Il provvedimento interviene inoltre sul settore dell'autotrasporto, particolarmente esposto all'aumento del costo del diesel. Il sostegno previsto per le imprese viene esteso anche al mese di ottobre, con un incremento di 21,2 milioni di euro delle risorse autorizzate per il 2026. Il prezzo del carburante rappresenta infatti una componente rilevante dei costi operativi delle aziende di trasporto e le sue oscillazioni possono trasferirsi rapidamente sulle tariffe e, attraverso la logistica, sui prezzi dei beni.

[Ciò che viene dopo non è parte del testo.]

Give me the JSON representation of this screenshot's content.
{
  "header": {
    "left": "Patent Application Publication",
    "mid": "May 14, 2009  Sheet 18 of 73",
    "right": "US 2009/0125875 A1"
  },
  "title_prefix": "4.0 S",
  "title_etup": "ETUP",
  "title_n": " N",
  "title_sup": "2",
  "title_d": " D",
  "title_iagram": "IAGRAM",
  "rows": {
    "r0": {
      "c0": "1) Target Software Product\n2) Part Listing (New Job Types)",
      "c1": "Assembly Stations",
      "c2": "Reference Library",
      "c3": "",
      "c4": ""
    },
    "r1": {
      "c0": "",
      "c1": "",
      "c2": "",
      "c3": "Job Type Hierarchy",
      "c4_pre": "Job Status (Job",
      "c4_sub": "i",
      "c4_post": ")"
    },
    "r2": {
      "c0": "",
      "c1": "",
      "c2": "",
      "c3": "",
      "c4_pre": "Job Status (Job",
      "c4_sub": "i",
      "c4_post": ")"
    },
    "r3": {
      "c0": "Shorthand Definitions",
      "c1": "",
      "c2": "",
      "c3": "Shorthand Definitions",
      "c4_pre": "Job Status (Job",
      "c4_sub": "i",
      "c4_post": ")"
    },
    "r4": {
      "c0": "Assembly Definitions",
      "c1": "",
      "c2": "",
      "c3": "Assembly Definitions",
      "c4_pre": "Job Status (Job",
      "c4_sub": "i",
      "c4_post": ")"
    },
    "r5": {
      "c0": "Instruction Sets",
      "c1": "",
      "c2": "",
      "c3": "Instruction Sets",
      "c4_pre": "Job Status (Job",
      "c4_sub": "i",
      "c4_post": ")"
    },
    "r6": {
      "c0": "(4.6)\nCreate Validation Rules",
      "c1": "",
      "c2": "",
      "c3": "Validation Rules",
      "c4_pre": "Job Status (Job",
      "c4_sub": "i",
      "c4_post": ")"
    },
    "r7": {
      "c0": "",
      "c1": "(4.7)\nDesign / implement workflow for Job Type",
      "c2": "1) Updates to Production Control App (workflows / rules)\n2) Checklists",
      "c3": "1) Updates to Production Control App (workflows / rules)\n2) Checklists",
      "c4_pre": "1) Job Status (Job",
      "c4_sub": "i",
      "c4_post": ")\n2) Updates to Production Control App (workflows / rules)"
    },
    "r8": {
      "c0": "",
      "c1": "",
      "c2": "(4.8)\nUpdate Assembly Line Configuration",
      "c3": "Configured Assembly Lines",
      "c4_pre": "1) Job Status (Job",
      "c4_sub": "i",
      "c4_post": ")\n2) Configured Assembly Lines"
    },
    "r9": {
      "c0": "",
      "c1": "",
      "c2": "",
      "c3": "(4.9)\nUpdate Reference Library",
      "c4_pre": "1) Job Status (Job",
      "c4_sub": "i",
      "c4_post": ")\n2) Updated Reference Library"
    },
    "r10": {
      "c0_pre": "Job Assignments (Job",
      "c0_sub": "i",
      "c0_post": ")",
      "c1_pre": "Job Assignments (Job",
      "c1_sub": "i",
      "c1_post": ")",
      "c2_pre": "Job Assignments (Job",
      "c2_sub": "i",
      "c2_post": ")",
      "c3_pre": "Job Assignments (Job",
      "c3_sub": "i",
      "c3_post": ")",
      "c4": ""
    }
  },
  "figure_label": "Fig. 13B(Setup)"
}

Il graduale ritiro dello sconto generalizzato viene quindi accompagnato dal mantenimento di una misura più mirata verso un comparto strategico per il funzionamento delle filiere produttive e distributive.


Il quadro fiscale del diesel nel 2026 è stato particolarmente movimentato. All'inizio dell'anno era entrato in vigore il riallineamento strutturale delle accise previsto dalla revisione della tassazione energetica, che aveva portato benzina e gasolio alla stessa aliquota ordinaria di 672,90 euro per mille litri. L'impennata dei prezzi petroliferi ha successivamente spinto l'esecutivo a intervenire più volte con riduzioni temporanee. Il risultato è una successione di aliquote e scadenze che riflette il tentativo di contemperare due esigenze: proteggere famiglie e imprese dagli shock energetici e contenere l'impatto delle agevolazioni sulle finanze pubbliche.


Dal 6 ottobre lo scenario è destinato a cambiare nuovamente. Terminata la seconda fase dello sconto, l'attenzione si sposterà sul meccanismo delle cosiddette accise mobili, attraverso il quale le maggiori entrate Iva generate dall'aumento del prezzo del petrolio possono essere utilizzate per ridurre temporaneamente la componente fiscale dei carburanti quando ricorrono le condizioni previste dalla legge. Per automobilisti e imprese, intanto, l'effetto più vicino resta quello visibile alla pompa: lo scudo fiscale sul diesel si restringe progressivamente e una quota maggiore del costo del carburante torna a gravare direttamente sul prezzo finale.